Back in 2016, the Brampton real estate market was at a crossroads. A detached home was sitting around $670,000. To many, that felt like the absolute "peak."
Jagdeep’s best friend was convinced a crash was coming. "Prices are unsustainable," he said, deciding to keep his $135,000 down payment in a high-interest savings account and continue renting. Jagdeep, however, ignored the noise and bought a detached home in Springdale.
Fast forward to 2026. The "bubble" didn't burst—it expanded, shifted, and eventually stabilized. Let’s look at the actual net worth of both friends today.
Jagdeep locked in his price at $670,000. Over the last 10 years, he’s dealt with property taxes, a roof replacement, and rising interest rates during his 2021 renewal.
The "Hidden" Win: Jagdeep’s primary residence is exempt from Capital Gains tax. That $880,000 is largely his to keep if he sells.
The friend didn't lose his money; he invested that $135,000 into a diversified portfolio (S&P 500). Historically, the market has performed well, but he had a major "leak" in his bucket: Brampton rent.
Jagdeep didn't just buy a house; he bought a "forced savings" plan. Over the last decade, even with rising interest rates and the occasional repair, he stayed the course.
The friend didn't spend his $135,000 on cars; he was smart and invested it in a balanced portfolio. But he had one major "leak" in his bucket: Rent.

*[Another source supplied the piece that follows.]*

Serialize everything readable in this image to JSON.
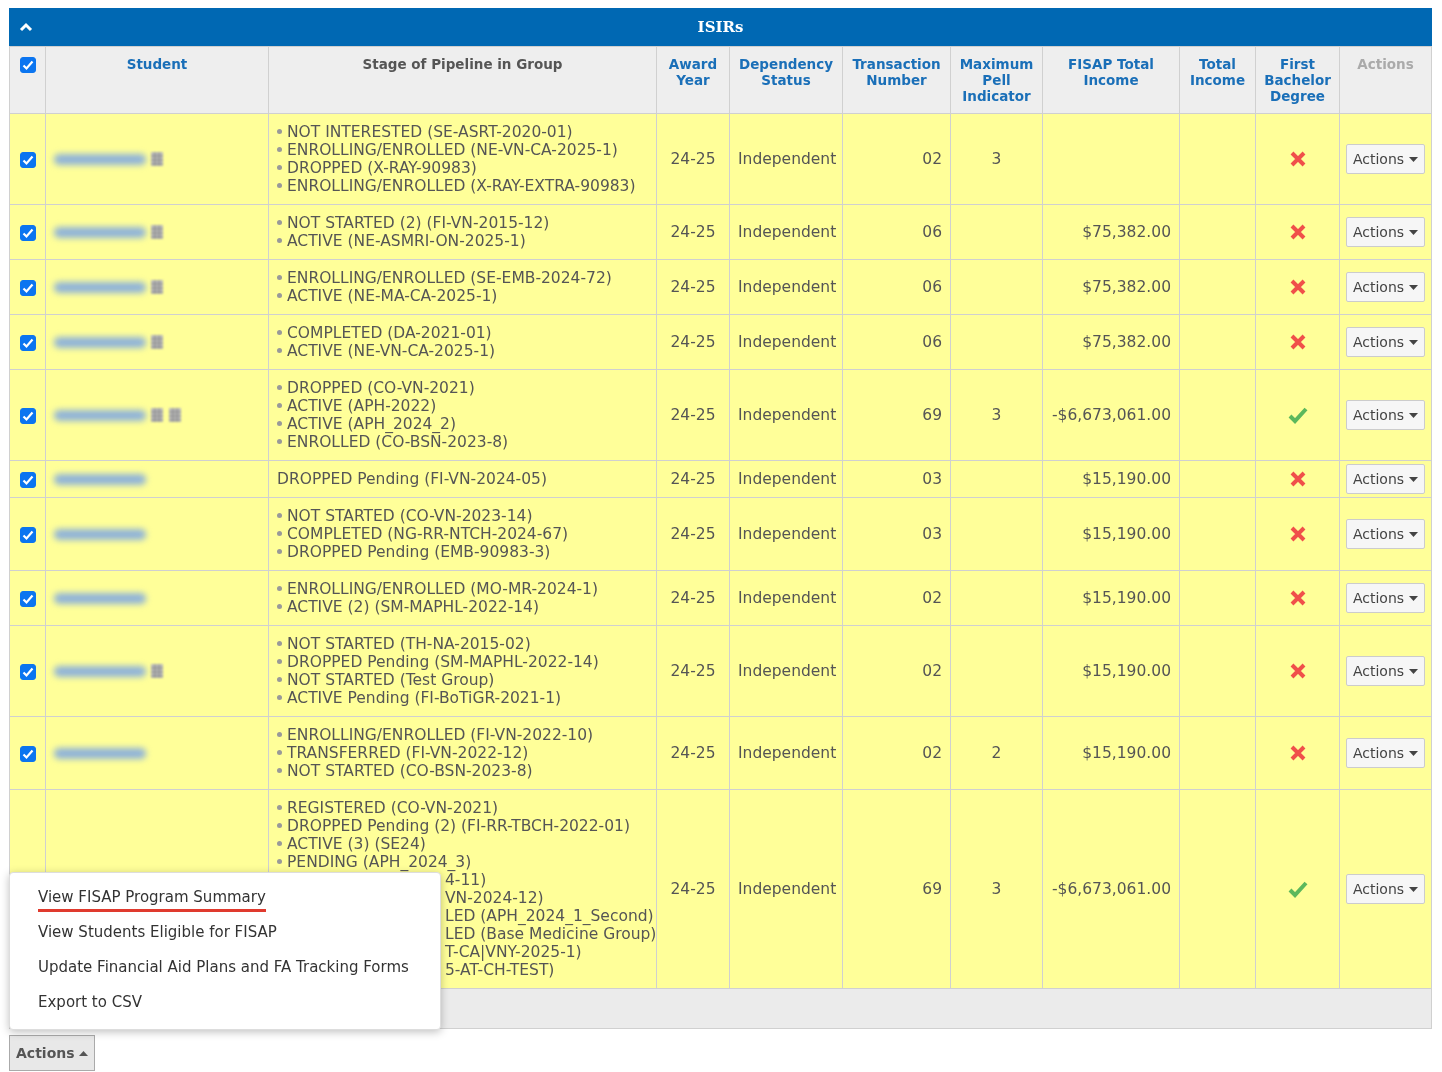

Jagdeep is significantly "richer" on paper, but more importantly, he has housing security. While his friend is now trying to enter the 2026 market, he’s finding that his $420,000 portfolio—though impressive—now only covers about 30% of the price of the same house Jagdeep bought a decade ago.
The Verdict: In Brampton, leverage was the game-changer. Jagdeep didn't just invest $135,000; he used it to control a $670,000 asset. The gains were magnified, and in 2026, that made all the difference.